A mandatory evacuation order was issued in Currituck County. Sentara Life Care relocated 65 nursing center residents from our facility in Barco on the Currituck Sound to our nursing facilities in Portsmouth and Virginia Beach. Despite concerns for their own homes and families, clinical and administrative staff traveled with the residents to maintain continuity of care and the comfort of familiar faces.

Our team accomplished this safe relocation last Tuesday using a variety of transportation assets. Patients rode in wheelchair-accessible vans and ambulances. Our mass casualty evacuation bus, which accommodates wheelchairs and stretchers, also transported patients to safety from Currituck.

Sentara Albemarle Medical Center in Elizabeth City relocated five fragile ICU patients via ambulance to Sentara hospitals in Hampton Roads due to the potential for power disruption.

The ability to plan and execute such movements on short notice is one advantage of being a large, integrated health system with multiple sites of care and dedicated team members committed to contributing their skills, vehicles and solutions to keep our patients and residents safe.

We saw a case-in-point this past weekend when, with less than 24 hours’ notice, Sentara sent a 21-member team, including a physician, nurse practitioners, registered nurses and technical staff from multiple facilities to flooded New Bern at the request of the North Carolina Office of Emergency Management. Upon arrival, the team immediately staffed a field hospital and began treating local residents. I am proud to report Sentara sent more people than any health system, enough to support and work multiple 12-hour shifts to relieve their exhausted colleagues at local facilities.

We also prepared an evacuation plan for our nursing center in Norfolk. However, as the threat to Hampton Roads from Florence diminished, we opted to shelter in place. Among the 88 residents, there are many on ventilators or with feeding tubes. We concluded it was safer for those fragile patients to stay rather than to move them elsewhere.

With forecasters predicting a widespread storm event, all 12 Sentara hospitals across Virginia and northeastern North Carolina activated stand-by procedures for team members in all disciplines to sleep over, to ensure adequate staffing for all shifts regardless of flooding, downed trees and power lines and lack of public transportation.
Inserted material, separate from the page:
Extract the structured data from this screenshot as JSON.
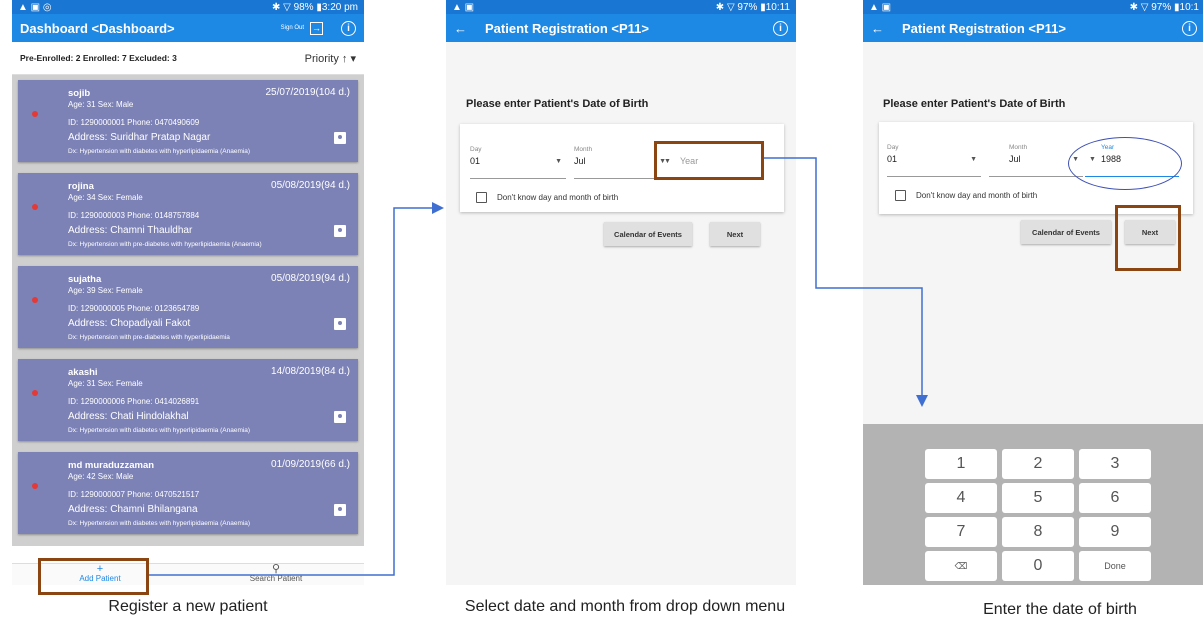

Hospitals and nursing centers laid in a week’s worth of food, linens and medications and topped up fuel for generators in case delivery trucks could not get through.

Our Home Care Services division ensured that certain patients had adequate medications and extra oxygen in case driving became too hazardous for nurses and therapists, who tend to work solo.

Optima Health Plan’s case workers with Commonwealth Community Care worked to ensure that thousands of Medicaid members with complex health conditions were as prepared as possible.

I want to commend our 28,000 team members for coming together as a team and living our mission to improve health every day through professional dedication, creative problem solving and outright grit. I want to thank the many government officials, both city and state, for working seamlessly with our teams to ensure that health care services in our local communities could continue during the weather emergency. I also appreciate the understanding of our patients, residents and health plan members as the Sentara team juggled personal concerns for home and family while delivering safe, quality care around the clock before, during and after Florence.

Howard P. Kern is president and chief executive officer of Sentara Healthcare.